Le piattaforme virtuali ci fanno incontrare, basta avere le chiavi per entrare. Basta voler tentare di accorciare e dissipare questa distanza forzata, ma io ho un po’ di nostalgia delle cose vere, reali.
E mentre mi sciolgo alla vista di un nuovo fiore che si è aperto stamattina, come per magia, nel mio giardino, penso a quant’è bello vedere arrivare i bambini a scuola alle 8.00 di una qualunque mattina, con gli zaini pieni di storie e di avventure.
E poi ripenso alle chiacchierate, ai racconti del lunedì, alle letture al buio, agli sguardi, alle domande, alle abbracciatone…


Penso a tutta la nostra umanità che ora è bloccata in casa e non può muoversi per esprimersi nel dare o nel ricevere.
Ieri se n’è andato anche lo scrittore Sepùlveda, a causa del Coronavirus. Fu lui a scrivere che da una porta chiusa non esce la tristezza e non entra l’allegria.
È proprio così, lo stare insieme genera tanti sentimenti che sono la più intensa manifestazione del nostro essere esseri umani (perdonatemi il gioco di parole).

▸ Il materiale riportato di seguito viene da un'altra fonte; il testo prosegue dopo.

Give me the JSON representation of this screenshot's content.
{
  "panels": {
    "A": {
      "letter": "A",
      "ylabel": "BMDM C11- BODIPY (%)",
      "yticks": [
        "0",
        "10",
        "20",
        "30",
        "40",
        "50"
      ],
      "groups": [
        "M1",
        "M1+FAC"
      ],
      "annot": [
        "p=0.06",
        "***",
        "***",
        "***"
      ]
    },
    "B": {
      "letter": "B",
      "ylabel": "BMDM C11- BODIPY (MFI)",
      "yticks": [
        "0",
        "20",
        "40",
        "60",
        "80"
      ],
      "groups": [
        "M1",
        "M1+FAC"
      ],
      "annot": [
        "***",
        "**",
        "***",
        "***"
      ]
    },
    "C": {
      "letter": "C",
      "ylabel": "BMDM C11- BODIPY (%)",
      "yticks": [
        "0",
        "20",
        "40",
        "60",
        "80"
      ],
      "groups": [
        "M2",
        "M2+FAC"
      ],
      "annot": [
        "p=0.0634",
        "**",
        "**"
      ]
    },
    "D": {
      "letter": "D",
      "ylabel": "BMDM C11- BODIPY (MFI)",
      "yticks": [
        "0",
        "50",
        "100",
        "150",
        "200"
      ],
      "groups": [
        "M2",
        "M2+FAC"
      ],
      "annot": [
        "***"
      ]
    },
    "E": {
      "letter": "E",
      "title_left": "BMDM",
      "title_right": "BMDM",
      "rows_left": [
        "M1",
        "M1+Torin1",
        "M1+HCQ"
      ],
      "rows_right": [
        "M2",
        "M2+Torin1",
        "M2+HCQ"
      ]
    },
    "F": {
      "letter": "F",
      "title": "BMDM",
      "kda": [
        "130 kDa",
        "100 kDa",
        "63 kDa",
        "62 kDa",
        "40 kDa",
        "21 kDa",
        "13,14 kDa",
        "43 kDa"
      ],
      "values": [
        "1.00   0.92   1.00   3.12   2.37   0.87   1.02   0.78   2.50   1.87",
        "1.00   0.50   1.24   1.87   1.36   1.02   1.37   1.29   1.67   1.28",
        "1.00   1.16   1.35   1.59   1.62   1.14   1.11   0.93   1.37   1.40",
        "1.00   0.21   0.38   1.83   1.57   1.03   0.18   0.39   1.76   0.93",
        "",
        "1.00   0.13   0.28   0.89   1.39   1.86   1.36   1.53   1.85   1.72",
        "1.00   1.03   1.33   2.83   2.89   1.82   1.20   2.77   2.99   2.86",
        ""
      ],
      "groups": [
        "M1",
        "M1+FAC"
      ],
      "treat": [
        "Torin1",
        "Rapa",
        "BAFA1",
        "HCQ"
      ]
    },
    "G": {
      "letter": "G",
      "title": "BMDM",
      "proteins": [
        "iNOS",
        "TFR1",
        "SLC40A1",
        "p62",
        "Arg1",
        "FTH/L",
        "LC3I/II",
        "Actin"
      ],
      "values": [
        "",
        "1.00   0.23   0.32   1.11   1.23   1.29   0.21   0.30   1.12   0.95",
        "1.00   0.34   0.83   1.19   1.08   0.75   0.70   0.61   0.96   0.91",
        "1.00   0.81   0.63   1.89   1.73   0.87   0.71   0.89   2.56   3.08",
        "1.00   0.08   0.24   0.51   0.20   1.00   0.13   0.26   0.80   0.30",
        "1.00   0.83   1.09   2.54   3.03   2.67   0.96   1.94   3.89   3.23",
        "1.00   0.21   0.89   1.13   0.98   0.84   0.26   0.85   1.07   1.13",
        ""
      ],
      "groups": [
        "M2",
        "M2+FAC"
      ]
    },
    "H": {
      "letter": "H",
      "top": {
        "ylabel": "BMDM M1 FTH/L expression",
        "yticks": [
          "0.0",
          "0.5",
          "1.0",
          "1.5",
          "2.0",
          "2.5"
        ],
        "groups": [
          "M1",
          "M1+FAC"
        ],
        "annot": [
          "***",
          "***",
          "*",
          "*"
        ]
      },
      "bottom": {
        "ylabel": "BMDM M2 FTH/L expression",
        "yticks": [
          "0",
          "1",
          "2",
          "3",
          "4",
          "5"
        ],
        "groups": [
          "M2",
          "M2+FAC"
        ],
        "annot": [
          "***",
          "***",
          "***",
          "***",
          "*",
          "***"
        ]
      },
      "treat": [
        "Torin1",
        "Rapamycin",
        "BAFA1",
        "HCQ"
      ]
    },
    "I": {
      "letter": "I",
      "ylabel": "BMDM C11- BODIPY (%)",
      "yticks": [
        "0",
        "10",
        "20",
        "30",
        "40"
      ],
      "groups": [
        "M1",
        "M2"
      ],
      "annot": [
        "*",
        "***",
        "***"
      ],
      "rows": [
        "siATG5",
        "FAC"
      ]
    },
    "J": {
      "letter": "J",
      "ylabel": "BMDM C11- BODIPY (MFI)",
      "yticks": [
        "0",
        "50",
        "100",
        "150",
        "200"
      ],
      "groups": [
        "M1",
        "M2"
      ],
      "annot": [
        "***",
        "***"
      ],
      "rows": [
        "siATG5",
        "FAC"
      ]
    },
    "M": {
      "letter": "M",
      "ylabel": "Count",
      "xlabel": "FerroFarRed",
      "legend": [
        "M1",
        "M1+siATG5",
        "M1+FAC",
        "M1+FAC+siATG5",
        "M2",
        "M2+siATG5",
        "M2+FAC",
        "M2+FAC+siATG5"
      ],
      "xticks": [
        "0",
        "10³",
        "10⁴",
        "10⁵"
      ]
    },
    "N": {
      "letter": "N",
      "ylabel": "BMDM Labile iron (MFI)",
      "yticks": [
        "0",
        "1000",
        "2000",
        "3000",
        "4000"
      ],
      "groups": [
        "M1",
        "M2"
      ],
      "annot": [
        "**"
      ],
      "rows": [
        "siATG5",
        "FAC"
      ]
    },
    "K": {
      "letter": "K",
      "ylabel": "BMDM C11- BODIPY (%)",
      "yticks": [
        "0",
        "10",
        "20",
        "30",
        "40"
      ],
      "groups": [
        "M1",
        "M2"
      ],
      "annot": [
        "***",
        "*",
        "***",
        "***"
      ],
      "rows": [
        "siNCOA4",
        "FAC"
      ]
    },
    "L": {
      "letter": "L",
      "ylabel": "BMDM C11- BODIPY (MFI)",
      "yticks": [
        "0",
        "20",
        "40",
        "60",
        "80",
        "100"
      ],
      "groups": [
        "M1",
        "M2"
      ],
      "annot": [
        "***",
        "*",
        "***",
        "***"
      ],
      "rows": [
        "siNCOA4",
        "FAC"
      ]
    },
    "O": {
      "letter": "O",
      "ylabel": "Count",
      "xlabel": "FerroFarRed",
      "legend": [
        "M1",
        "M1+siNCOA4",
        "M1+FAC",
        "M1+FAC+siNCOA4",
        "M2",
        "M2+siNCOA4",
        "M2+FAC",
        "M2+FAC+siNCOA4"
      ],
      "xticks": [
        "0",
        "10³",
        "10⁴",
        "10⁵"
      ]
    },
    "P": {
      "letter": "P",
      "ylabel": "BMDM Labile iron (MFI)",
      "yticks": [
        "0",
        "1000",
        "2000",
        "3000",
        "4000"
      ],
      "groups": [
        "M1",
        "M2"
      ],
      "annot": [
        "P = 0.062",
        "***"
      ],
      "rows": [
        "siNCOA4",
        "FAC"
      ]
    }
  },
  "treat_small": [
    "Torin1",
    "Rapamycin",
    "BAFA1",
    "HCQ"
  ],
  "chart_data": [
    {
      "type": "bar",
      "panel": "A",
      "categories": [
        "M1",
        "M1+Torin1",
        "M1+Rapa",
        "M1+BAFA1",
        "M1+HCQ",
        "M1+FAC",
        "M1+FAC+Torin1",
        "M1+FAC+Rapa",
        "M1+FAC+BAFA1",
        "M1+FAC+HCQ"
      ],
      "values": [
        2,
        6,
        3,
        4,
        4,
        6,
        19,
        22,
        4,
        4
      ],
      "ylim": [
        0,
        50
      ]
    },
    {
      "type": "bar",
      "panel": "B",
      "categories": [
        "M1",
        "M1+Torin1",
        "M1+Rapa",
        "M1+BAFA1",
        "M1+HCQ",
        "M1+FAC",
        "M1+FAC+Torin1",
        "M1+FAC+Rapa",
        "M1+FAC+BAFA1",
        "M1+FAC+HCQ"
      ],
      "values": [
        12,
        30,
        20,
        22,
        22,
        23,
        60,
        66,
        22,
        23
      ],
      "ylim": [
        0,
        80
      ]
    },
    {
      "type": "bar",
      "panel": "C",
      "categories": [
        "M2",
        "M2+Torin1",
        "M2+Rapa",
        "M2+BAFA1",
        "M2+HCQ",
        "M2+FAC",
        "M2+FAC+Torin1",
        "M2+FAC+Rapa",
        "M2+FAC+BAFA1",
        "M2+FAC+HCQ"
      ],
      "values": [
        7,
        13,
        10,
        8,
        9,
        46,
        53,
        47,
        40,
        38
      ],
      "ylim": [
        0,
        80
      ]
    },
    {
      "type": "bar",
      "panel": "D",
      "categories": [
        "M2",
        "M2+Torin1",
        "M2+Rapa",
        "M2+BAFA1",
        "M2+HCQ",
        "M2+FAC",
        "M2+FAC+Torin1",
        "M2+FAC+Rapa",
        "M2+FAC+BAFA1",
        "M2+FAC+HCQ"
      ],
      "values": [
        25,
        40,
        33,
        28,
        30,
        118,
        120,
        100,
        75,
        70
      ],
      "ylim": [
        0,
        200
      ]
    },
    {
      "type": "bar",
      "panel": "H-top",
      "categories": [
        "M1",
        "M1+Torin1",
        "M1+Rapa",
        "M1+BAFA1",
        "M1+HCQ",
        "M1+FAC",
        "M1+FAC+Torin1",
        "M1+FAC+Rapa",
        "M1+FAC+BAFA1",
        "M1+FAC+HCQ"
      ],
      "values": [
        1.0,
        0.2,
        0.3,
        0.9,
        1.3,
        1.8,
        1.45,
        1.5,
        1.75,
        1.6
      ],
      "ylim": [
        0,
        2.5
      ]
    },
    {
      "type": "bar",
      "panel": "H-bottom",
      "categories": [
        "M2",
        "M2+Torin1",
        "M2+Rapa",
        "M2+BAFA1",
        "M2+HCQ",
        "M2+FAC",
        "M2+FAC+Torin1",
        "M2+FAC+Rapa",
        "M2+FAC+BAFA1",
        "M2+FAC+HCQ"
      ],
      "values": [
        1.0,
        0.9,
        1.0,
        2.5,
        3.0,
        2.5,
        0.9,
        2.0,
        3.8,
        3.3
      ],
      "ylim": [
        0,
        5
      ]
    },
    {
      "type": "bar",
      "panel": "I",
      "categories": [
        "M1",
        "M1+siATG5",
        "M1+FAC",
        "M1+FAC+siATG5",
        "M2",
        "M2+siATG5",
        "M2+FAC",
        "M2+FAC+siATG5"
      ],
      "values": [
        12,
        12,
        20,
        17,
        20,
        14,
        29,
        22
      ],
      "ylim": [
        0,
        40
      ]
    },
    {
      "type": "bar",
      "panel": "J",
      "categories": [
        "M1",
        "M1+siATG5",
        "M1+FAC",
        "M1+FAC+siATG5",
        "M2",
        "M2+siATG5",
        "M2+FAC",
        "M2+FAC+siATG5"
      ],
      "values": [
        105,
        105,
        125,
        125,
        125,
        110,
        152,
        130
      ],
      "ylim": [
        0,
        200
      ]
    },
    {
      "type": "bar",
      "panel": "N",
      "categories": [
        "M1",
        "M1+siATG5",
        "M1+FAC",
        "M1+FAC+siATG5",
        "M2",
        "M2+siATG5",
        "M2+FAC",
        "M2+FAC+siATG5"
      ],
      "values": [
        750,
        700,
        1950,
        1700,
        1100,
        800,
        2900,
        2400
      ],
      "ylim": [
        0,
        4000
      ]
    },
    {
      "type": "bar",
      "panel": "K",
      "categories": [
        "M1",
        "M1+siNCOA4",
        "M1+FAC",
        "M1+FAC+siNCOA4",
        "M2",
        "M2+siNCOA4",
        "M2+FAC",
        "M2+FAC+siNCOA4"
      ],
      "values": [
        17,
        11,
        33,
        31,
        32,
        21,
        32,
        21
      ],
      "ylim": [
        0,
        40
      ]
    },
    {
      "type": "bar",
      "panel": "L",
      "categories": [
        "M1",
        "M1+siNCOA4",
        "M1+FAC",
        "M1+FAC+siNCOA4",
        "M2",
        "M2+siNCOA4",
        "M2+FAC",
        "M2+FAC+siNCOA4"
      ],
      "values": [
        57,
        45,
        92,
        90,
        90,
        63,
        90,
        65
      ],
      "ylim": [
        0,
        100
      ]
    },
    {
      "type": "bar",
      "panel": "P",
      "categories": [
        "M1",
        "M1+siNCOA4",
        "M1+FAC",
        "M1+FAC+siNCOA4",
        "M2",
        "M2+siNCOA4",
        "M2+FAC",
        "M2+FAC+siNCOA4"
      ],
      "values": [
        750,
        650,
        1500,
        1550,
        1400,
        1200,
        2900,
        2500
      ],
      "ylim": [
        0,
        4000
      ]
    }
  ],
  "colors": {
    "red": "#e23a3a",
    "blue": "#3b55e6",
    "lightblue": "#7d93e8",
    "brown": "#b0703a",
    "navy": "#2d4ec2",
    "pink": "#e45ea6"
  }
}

E mentre osservo e controllo se è cresciuta l’insalata, penso sorridendo che un piccione viaggiatore non sarebbe riuscito a trovare il modo di collegarci come lo sta facendo ora la rete.
E mi viene in mente che ieri sera, mentre stavo registrando un video con Screencast-O-Matic per presentare i suoni Qu e Cu con le loro differenze ortografiche, è passato il gatto che faceva degli strani singulti. Chissà, forse i bambini avranno riso nel vedermi nella mia dimensione casalinga di maestra “brontosauro” alle prese con un esemplare del genere felix che stava disturbando una lezione virtuale.
Così mi aggrappo a questi sorrisi a distanza, in attesa di quelli veri, più belli.
Un abbraccio da qui: #iorestoacasa (speriamo per poco).